Illustration by Sophia Evans

Harry Tarses

The first thing you have to remember when watching “Stranger Things” is that there has never before been a “Stranger Things. Sure, it’s coming at a time when vast television epics are more commonplace than blockbuster movies, and of course, almost every shot of it references some film or show more than 30 years its elder, but “Stranger Things” still manages to be something entirely unique with every passing scene. In no other place can you find a story so meticulously crafted, so continuously surprising or so purposefully planned as this.

It came in strong with Season One, offering a nail-biting sci-fi thriller that could somehow make you nostalgic for a time you’d never even lived in, and from there it has only grown. Now, three seasons later, it’s an all-out action blockbuster. The nine new episodes feature characters and storylines almost incomprehensibly disconnected from the show’s origin, yet it still maintains the feel of an entirely singular world, one we can escape into shamelessly and completely whenever our heart desires. I don’t know what it says about our modern world that we as a people are so obsessively inclined to look backward, but whatever that wanting is, “Stranger Things” offers the solution.

I should slow down the praise train for just a minute here to address an important fact: “Stranger Things,” while mind-blowing, is not anywhere close to a perfect show. For all its awe-inspiring ambition and clear emotional compass, there are almost countless occasions when the show does not execute to its full potential. There were numerous times throughout Season Four where I’d pause and scoff at the ridiculousness of a set piece, the zaniness of an acting choice, or the complete unbelievability of a line. This show — especially now, with all the pressures of continuing an already massive story — can be colossally, stupidly dumb.
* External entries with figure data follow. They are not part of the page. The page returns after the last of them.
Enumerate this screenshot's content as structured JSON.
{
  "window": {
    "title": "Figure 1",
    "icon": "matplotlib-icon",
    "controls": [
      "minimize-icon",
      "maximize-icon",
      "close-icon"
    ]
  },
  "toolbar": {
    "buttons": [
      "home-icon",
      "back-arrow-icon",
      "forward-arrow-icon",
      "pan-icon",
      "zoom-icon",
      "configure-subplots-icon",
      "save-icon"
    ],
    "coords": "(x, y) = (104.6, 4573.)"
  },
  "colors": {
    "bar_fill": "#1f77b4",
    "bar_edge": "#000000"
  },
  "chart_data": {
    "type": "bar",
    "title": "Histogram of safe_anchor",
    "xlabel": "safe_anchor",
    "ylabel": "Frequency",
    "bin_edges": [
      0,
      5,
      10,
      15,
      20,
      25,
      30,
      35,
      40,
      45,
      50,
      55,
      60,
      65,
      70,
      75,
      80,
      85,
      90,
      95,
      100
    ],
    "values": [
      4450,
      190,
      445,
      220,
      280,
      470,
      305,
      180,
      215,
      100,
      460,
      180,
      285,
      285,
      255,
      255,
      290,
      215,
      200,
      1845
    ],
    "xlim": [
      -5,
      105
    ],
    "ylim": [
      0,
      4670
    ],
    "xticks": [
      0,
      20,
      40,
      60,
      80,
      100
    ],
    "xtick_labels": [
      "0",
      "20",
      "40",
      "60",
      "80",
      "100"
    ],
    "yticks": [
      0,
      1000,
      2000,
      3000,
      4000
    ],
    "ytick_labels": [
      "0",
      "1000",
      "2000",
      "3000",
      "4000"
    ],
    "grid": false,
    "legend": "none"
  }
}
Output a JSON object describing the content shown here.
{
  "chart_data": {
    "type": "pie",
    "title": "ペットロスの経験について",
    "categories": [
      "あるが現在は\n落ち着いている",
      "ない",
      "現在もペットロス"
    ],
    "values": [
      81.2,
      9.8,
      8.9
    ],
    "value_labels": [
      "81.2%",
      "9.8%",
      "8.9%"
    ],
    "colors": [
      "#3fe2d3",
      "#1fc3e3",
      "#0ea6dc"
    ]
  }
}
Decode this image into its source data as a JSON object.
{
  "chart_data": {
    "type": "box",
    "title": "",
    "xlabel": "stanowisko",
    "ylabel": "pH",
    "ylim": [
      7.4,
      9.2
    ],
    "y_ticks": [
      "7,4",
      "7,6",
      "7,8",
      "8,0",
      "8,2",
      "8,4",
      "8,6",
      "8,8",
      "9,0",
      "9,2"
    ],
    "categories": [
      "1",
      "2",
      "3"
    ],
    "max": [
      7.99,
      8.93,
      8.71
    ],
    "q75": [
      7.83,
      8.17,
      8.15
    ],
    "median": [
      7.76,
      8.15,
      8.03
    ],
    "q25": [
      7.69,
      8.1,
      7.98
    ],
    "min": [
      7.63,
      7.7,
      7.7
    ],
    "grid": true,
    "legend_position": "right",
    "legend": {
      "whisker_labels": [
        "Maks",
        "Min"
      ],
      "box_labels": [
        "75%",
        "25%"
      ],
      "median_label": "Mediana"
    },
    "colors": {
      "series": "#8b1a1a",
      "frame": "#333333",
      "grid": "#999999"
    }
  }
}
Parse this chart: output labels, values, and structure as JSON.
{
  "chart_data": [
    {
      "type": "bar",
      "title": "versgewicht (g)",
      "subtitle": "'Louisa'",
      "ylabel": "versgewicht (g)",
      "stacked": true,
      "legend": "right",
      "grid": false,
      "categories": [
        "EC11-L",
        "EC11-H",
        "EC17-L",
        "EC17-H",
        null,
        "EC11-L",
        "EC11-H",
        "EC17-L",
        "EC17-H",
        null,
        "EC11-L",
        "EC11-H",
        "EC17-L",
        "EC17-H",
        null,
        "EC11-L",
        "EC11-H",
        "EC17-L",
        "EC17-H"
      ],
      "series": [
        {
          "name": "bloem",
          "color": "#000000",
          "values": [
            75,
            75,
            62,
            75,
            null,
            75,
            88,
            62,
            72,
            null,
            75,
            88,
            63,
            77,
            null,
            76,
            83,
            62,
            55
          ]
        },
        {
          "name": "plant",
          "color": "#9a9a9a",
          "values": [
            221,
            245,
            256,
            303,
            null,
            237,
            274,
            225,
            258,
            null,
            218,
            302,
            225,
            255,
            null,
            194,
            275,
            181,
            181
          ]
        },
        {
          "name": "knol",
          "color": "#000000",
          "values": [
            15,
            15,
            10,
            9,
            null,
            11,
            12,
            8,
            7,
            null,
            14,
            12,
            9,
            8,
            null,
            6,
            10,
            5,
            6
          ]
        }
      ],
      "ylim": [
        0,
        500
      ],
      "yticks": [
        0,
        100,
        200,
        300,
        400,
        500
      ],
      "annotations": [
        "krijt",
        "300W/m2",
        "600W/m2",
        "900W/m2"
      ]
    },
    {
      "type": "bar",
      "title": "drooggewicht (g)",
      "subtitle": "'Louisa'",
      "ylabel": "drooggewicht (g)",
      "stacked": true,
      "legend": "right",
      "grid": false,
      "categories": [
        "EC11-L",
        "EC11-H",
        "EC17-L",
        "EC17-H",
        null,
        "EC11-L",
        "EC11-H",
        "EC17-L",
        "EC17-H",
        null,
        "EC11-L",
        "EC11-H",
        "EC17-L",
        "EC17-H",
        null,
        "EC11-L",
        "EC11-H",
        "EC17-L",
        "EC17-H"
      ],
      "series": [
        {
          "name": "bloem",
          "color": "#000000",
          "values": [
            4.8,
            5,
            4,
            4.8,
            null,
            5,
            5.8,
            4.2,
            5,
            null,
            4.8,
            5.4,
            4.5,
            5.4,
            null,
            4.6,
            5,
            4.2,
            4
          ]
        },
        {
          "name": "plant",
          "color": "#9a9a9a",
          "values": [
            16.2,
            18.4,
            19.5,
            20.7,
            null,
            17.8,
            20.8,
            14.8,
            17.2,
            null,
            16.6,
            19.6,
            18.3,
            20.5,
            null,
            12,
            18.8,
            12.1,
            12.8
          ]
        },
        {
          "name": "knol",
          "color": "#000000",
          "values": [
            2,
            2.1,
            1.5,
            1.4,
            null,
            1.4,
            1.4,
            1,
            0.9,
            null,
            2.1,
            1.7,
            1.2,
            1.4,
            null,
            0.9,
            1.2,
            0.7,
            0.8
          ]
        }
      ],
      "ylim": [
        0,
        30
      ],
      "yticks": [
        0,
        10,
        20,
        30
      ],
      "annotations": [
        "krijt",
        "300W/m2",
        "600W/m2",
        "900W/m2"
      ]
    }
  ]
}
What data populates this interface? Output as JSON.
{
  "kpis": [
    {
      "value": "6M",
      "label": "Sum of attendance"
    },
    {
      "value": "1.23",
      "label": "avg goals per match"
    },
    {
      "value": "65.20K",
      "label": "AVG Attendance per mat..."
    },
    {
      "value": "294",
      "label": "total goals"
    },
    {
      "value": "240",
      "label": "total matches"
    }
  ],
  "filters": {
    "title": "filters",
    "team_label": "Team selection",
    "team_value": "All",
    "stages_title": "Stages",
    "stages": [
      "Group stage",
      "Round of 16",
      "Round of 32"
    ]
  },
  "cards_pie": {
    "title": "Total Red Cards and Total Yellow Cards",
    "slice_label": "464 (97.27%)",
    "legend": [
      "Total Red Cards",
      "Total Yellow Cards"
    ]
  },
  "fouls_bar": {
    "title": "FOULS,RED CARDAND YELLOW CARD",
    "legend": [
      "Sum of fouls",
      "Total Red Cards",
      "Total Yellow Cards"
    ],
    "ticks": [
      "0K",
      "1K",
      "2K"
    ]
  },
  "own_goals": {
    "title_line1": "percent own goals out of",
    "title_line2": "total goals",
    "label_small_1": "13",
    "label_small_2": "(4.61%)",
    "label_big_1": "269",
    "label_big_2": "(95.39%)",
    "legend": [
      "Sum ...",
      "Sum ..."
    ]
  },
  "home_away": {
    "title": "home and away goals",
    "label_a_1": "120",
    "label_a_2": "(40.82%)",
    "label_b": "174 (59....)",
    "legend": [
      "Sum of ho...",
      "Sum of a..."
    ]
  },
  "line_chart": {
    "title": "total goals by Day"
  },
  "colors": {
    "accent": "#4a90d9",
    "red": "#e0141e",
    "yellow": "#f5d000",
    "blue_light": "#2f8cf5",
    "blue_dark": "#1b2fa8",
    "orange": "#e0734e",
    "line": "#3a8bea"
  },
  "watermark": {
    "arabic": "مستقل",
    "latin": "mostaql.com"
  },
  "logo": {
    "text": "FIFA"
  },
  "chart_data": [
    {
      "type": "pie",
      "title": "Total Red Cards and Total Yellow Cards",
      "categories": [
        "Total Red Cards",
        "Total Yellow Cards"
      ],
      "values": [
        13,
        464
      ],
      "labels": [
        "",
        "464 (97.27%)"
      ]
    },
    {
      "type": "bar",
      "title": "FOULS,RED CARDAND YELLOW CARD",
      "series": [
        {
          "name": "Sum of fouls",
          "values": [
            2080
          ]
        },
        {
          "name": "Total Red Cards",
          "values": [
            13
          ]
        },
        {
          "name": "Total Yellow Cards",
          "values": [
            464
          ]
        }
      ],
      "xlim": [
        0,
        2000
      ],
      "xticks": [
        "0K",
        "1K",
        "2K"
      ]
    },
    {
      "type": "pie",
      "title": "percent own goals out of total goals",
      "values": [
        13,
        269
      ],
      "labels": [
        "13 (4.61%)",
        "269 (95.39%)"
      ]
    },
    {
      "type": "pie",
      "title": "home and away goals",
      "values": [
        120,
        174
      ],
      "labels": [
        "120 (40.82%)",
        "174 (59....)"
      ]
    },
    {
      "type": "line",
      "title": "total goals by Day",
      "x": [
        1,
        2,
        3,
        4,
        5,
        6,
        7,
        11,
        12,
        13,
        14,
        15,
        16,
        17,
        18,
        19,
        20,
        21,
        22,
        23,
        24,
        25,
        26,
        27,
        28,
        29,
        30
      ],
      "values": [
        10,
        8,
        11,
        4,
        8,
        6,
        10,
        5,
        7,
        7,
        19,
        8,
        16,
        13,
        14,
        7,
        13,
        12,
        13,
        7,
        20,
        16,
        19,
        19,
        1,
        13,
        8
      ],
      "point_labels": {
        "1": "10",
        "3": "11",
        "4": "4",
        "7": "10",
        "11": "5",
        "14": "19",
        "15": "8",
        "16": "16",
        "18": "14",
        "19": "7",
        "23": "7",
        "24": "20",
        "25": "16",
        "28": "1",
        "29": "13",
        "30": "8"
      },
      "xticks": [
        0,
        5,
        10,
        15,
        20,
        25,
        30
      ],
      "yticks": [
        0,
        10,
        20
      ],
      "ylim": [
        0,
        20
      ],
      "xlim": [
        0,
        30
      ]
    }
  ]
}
At its very worst, the show creates a darker secondary feeling of nostalgia, not for the long-gone 1980s, but for its own recently-deceased beginnings, when the worst thing that could happen was a kid going missing, not a multi-dimensional apocalypse.

For all that negativity, though, I can recognize that this over-inflation of stakes and story is simply the price paid for success and scale, and however often the show doesn’t stick the landing, it ultimately makes up for it with its very existence. Think about a person from the real-life 80s, and how blown away they would be by this show. There’s something comforting, and really, really beautiful, l think, about knowing just how expansively stories can now be told.